Yeah, I think the hopes of using it as a currency are pretty much dead tbh. This is evidenced by the fact that the most newsworthy stories are about the value of Bitcoin in U.S. dollars.
> There is no question that crypto is in yet another speculative bubble, but like I said, it is speculative bubbles that allow emerging technologies to go mainstream and finance themselves. Odd as it may seem, a lot more people want to buy Bitcoin at $28,000 than wanted to buy it at $5000.

Yes, but: if most of that money comes from the pocket of ordinary people, and a bunch of geeks (or the usual Winklevoss twins, Tim Draper [0], etc) will cash out and drive the cost down again, the ones losing a ton of money will be - as usual - the ordinary people.

As much as I like Fred Wilson, sometimes I'm really surprised by comments like this one. It seems he's not realizing the danger of this new crypto "bubble", and who's going to pay for it. But "we all have to eat". [1]

[0]: https://www.wired.com/2014/07/vaurum/

[1]: https://simone.substack.com/p/we-all-have-to-eat

Secondly, how much of the surge in the Bitcoin price is due to manipulation and fraud? Fred states that more people want to buy Bitcoin at $28,000 than at $500. Is that true? Or is it that a handful of market manipulators are printing USD coins and using this fraudulent leverage to boost the value that buyers perceive Bitcoin to have?
Less fraud than the US treasury.
The point of his analysis is that you should be taking the other side of the trade. Become a tech person, or a crypto person, or some other recipient of primary capital that's doing something with it. That's how the economy advances: speculative bubbles greatly increase the rewards for doing anything potentially useful related to the new technologies, smart people respond to these incentives by entering the market, the market selects for the best of these "potentially useful" innovations, and then an eventual financial crisis prunes out everything that wasn't useful and reallocates resources to the winners.
My 2020 Summary:

Powell tricked all the VC's into thinking they were geniuses.

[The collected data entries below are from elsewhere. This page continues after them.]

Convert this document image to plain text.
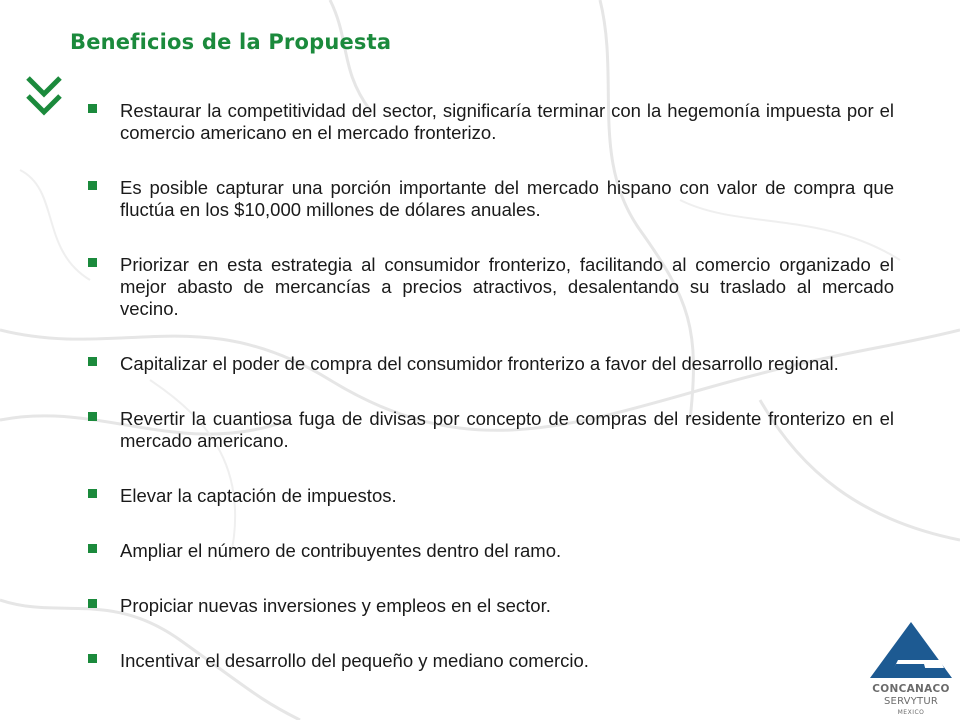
Beneficios de la Propuesta
Restaurar la competitividad del sector, significaría terminar con la hegemonía impuesta por el comercio americano en el mercado fronterizo.
Es posible capturar una porción importante del mercado hispano con valor de compra que fluctúa en los $10,000 millones de dólares anuales.
Priorizar en esta estrategia al consumidor fronterizo, facilitando al comercio organizado el mejor abasto de mercancías a precios atractivos, desalentando su traslado al mercado vecino.
Capitalizar el poder de compra del consumidor fronterizo a favor del desarrollo regional.
Revertir la cuantiosa fuga de divisas por concepto de compras del residente fronterizo en el mercado americano.
Elevar la captación de impuestos.
Ampliar el número de contribuyentes dentro del ramo.
Propiciar nuevas inversiones y empleos en el sector.
Incentivar el desarrollo del pequeño y mediano comercio.
CONCANACO
SERVYTUR
MEXICO
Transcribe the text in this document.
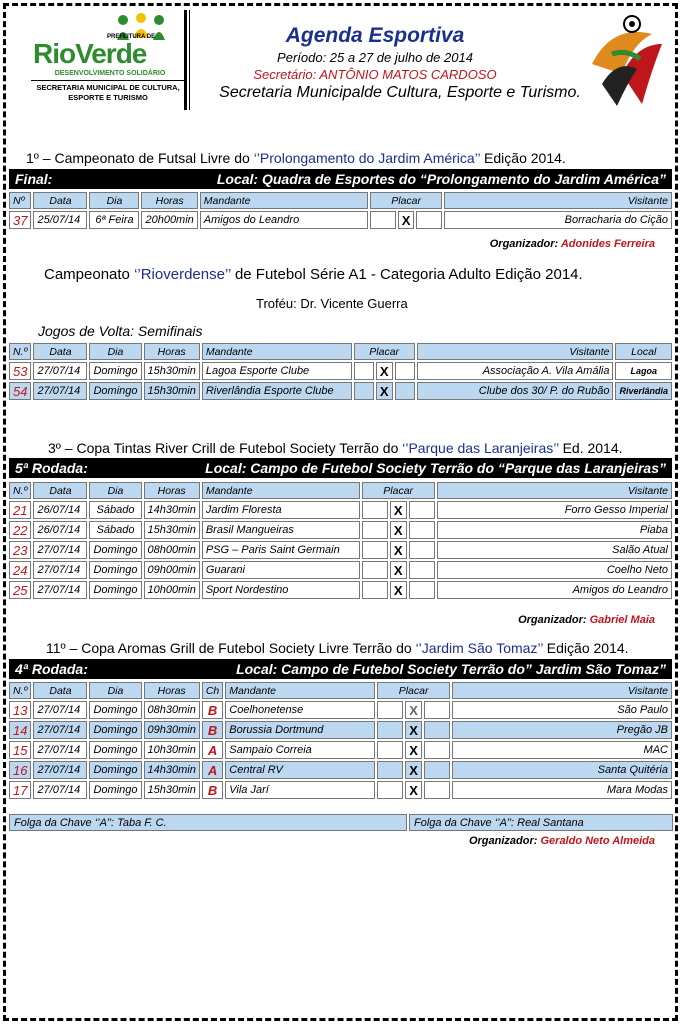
PREFEITURA DE
RioVerde
DESENVOLVIMENTO SOLIDÁRIO
SECRETARIA MUNICIPAL DE CULTURA, ESPORTE E TURISMO
Agenda Esportiva
Período: 25 a 27 de julho de 2014
Secretário: ANTÔNIO MATOS CARDOSO
Secretaria Municipalde Cultura, Esporte e Turismo.
1º – Campeonato de Futsal Livre do ‘’Prolongamento do Jardim América’’ Edição 2014.
Final:	Local: Quadra de Esportes do “Prolongamento do Jardim América”
Nº	Data	Dia	Horas	Mandante	Placar			Visitante
37	25/07/14	6ª Feira	20h00min	Amigos do Leandro		X		Borracharia do Cição
Organizador: Adonides Ferreira
Campeonato ‘’Rioverdense’’ de Futebol Série A1 - Categoria Adulto Edição 2014.
Troféu: Dr. Vicente Guerra
Jogos de Volta: Semifinais
N.º	Data	Dia	Horas	Mandante	Placar			Visitante	Local
53	27/07/14	Domingo	15h30min	Lagoa Esporte Clube		X		Associação A. Vila Amália	Lagoa
54	27/07/14	Domingo	15h30min	Riverlândia Esporte Clube		X		Clube dos 30/ P. do Rubão	Riverlândia
3º – Copa Tintas River Crill de Futebol Society Terrão do ‘’Parque das Laranjeiras’’ Ed. 2014.
5ª Rodada:	Local: Campo de Futebol Society Terrão do “Parque das Laranjeiras”
N.º	Data	Dia	Horas	Mandante	Placar			Visitante
21	26/07/14	Sábado	14h30min	Jardim Floresta		X		Forro Gesso Imperial
22	26/07/14	Sábado	15h30min	Brasil Mangueiras		X		Piaba
23	27/07/14	Domingo	08h00min	PSG – Paris Saint Germain		X		Salão Atual
24	27/07/14	Domingo	09h00min	Guarani		X		Coelho Neto
25	27/07/14	Domingo	10h00min	Sport Nordestino		X		Amigos do Leandro
Organizador: Gabriel Maia
11º – Copa Aromas Grill de Futebol Society Livre Terrão do ‘’Jardim São Tomaz’’ Edição 2014.
4ª Rodada:	Local: Campo de Futebol Society Terrão do” Jardim São Tomaz”
N.º	Data	Dia	Horas	Ch	Mandante	Placar			Visitante
13	27/07/14	Domingo	08h30min	B	Coelhonetense		X		São Paulo
14	27/07/14	Domingo	09h30min	B	Borussia Dortmund		X		Pregão JB
15	27/07/14	Domingo	10h30min	A	Sampaio Correia		X		MAC
16	27/07/14	Domingo	14h30min	A	Central RV		X		Santa Quitéria
17	27/07/14	Domingo	15h30min	B	Vila Jarí		X		Mara Modas
Folga da Chave ‘’A’’: Taba F. C.	Folga da Chave ‘’A’’: Real Santana
Organizador: Geraldo Neto Almeida
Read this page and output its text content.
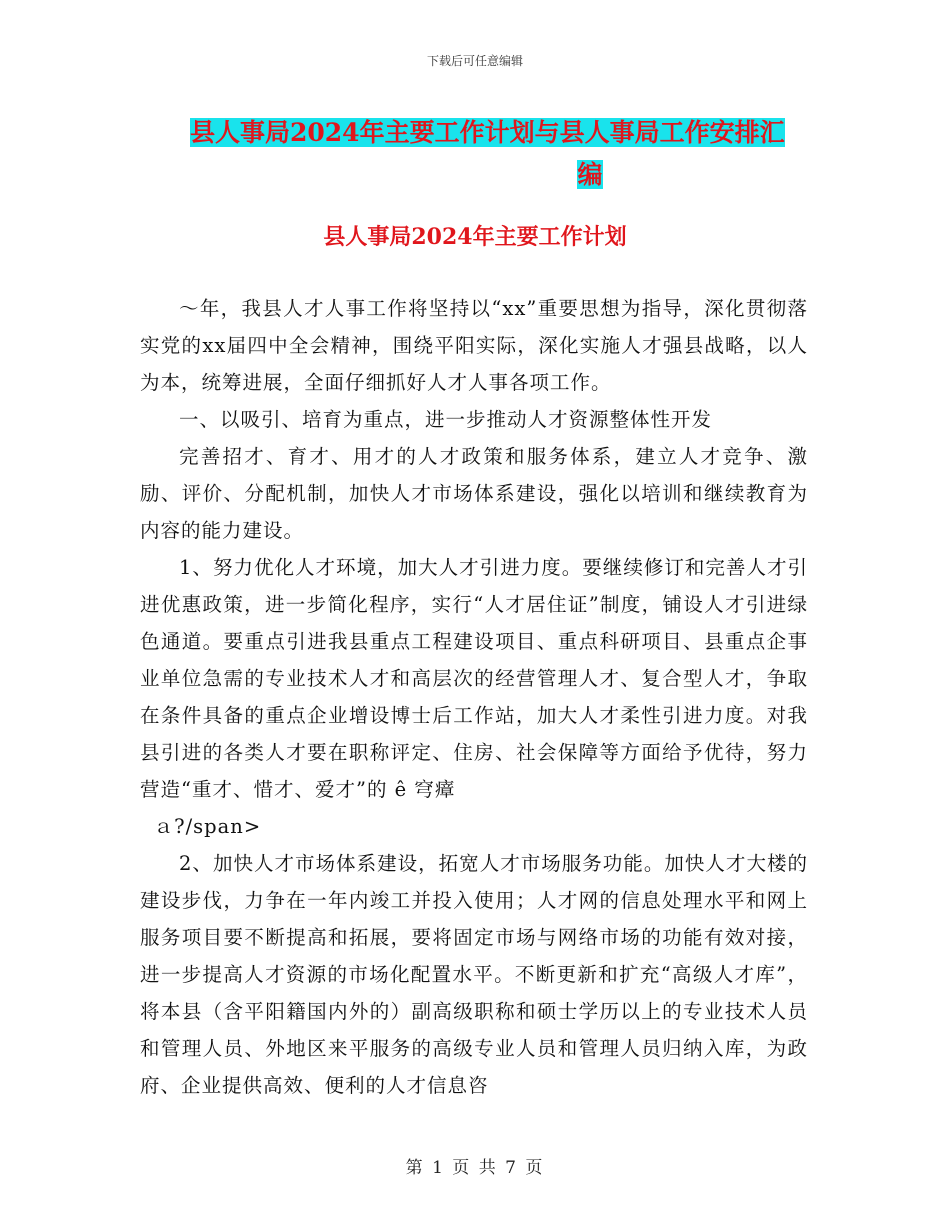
下载后可任意编辑
县人事局2024年主要工作计划与县人事局工作安排汇
编
县人事局2024年主要工作计划

～年，我县人才人事工作将坚持以“xx”重要思想为指导，深化贯彻落实党的xx届四中全会精神，围绕平阳实际，深化实施人才强县战略，以人为本，统筹进展，全面仔细抓好人才人事各项工作。

一、以吸引、培育为重点，进一步推动人才资源整体性开发

完善招才、育才、用才的人才政策和服务体系，建立人才竞争、激励、评价、分配机制，加快人才市场体系建设，强化以培训和继续教育为内容的能力建设。

1、努力优化人才环境，加大人才引进力度。要继续修订和完善人才引进优惠政策，进一步简化程序，实行“人才居住证”制度，铺设人才引进绿色通道。要重点引进我县重点工程建设项目、重点科研项目、县重点企事业单位急需的专业技术人才和高层次的经营管理人才、复合型人才，争取在条件具备的重点企业增设博士后工作站，加大人才柔性引进力度。对我县引进的各类人才要在职称评定、住房、社会保障等方面给予优待，努力营造“重才、惜才、爱才”的 ê 穹瘴

ａ?/span>

2、加快人才市场体系建设，拓宽人才市场服务功能。加快人才大楼的建设步伐，力争在一年内竣工并投入使用；人才网的信息处理水平和网上服务项目要不断提高和拓展，要将固定市场与网络市场的功能有效对接，进一步提高人才资源的市场化配置水平。不断更新和扩充“高级人才库”，将本县（含平阳籍国内外的）副高级职称和硕士学历以上的专业技术人员和管理人员、外地区来平服务的高级专业人员和管理人员归纳入库，为政府、企业提供高效、便利的人才信息咨

第 1 页 共 7 页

The thinking in here echoes Carlota Perez, which shouldn't surprise anyone since Fred Wilson has been a known Perez devotee since c. 2012. In the Perez model, this marks the transition from "irruption" to "frenzy" for the general constellation of 21st century technologies ("the sun, the genome, and the Internet", to take the title of a Freeman Dyson book). Perez's book doesn't really touch on the fractal nature of technological revolutions: published in 2002, it described the WWw as having just moved from "frenzy" to "deployment", which was true for the specific case of the WWw but missed the bigger forest of how software in general would eat the world. We're now starting to see many of the technological developments spawned by the Internet (cloud computing, AI, cryptocurrency, drones, etc.) get more mainstream attention.
Are people on the ground outside of Silicon Valley seeing this technology boom?

I know that Tesla etc are going to the moon, but from my perspective as a small IT services company and many peers in a similar situation, the market is pretty slow and fundraising sounds pretty hard.

I think some of this commentary is disconnected from reality.

How is online retail more "tech" than physical stores?

How does people not driving hurt gasoline car makers but help electric car makers?